Cumberland Times-News

Archive

May 13, 2009

Where can we find help to save this endangered species?

Once again, history is being lost — it is being given away because of lack of funding support.

Located in Western Maryland, is the Lonaconing Silk Mill, known as the Klotz Throwing Factory — the only remaining, totally intact, silk mill in the nation — a site that, to this day, appears exactly the way it did when the mill was closed in 1957 as a result of a labor dispute.

The silk machines, office equipment, timecards, and even the personal items of the employees, remain inside this historical building.

For nearly three decades, one man, Mr. Herbert Crawford of Lonaconing, has owned and lovingly maintained this silk mill, using his own financial resources, while the citizens of Lonaconing have valiantly sought support to save this historical silk mill — a mill that is part of an early 20th century industrial American dynasty that no longer exists.

Even though their struggle continues and this site has been identified by Preservation Maryland as an “endangered species,” still no action has been taken to support this quest to restore a great part of American History.

Here, we have a community, a town, and citizens who have been struggling not only to preserve their heritage but the heritage of the American people.

A town with a rich Indian and coal mining history; the infamous historical Iron Furnace listed in the National Register of Historic Places (the first in the United States to successfully use bituminous coal and coke in the smelting process); the home town of Robert Moses “Lefty” Grove, who was inducted into the National Baseball Hall of Fame in 1947 and selected as the greatest left-handed pitcher in 1969, in connection with the Baseball Centennial; the home of sculptor George Conlon who was reported to have made a bust of Maryland Gov. Edwin Warfield from the plastic clay that was used to plug holes in the mine walls and later in his career awarded the prestigious Rinehart Scholarship; and last, but not least, the home of Ruth Bear Levy, artist, who exhibited her art in Peale Museum and Easton Art Gallery.

Yet, while the struggle of this community continues to secure $30,000 for a roof to help save the only existing industrial silk mill in the nation, I wish I could understand why there appears to be no difficulty or obstacles in securing ample funding for corporations, banks, or individuals who receive million dollar bonuses, provide fully funded expensive resort trips for their “best customers,” and who are continuing to be greedy, mismanaging, squandering, or abusing their profits; then, lay off their employees because they need to cut back.

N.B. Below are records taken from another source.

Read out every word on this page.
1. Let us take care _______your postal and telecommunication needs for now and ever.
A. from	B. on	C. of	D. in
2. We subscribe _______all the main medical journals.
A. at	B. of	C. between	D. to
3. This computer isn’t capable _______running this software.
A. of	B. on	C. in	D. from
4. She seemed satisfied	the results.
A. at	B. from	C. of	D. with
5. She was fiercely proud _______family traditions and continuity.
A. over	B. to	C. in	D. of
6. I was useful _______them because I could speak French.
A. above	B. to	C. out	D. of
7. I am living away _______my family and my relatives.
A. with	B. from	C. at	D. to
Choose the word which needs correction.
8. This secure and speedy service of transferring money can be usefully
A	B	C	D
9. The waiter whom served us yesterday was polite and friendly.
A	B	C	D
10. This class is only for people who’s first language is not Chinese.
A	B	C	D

Where is the accountability? These abuses of power, I do not comprehend. Nor do I comprehend why small companies, with hard working employees, are not provided financial support instead of the powerful, abusive corporations who continue to fail.

I could, however, better understand cutting off the funding to the larger corporations to provide financial support to this community and other communities that would help preserve our heritage, while stimulating needed employment and business opportunities for the growth of the American workers.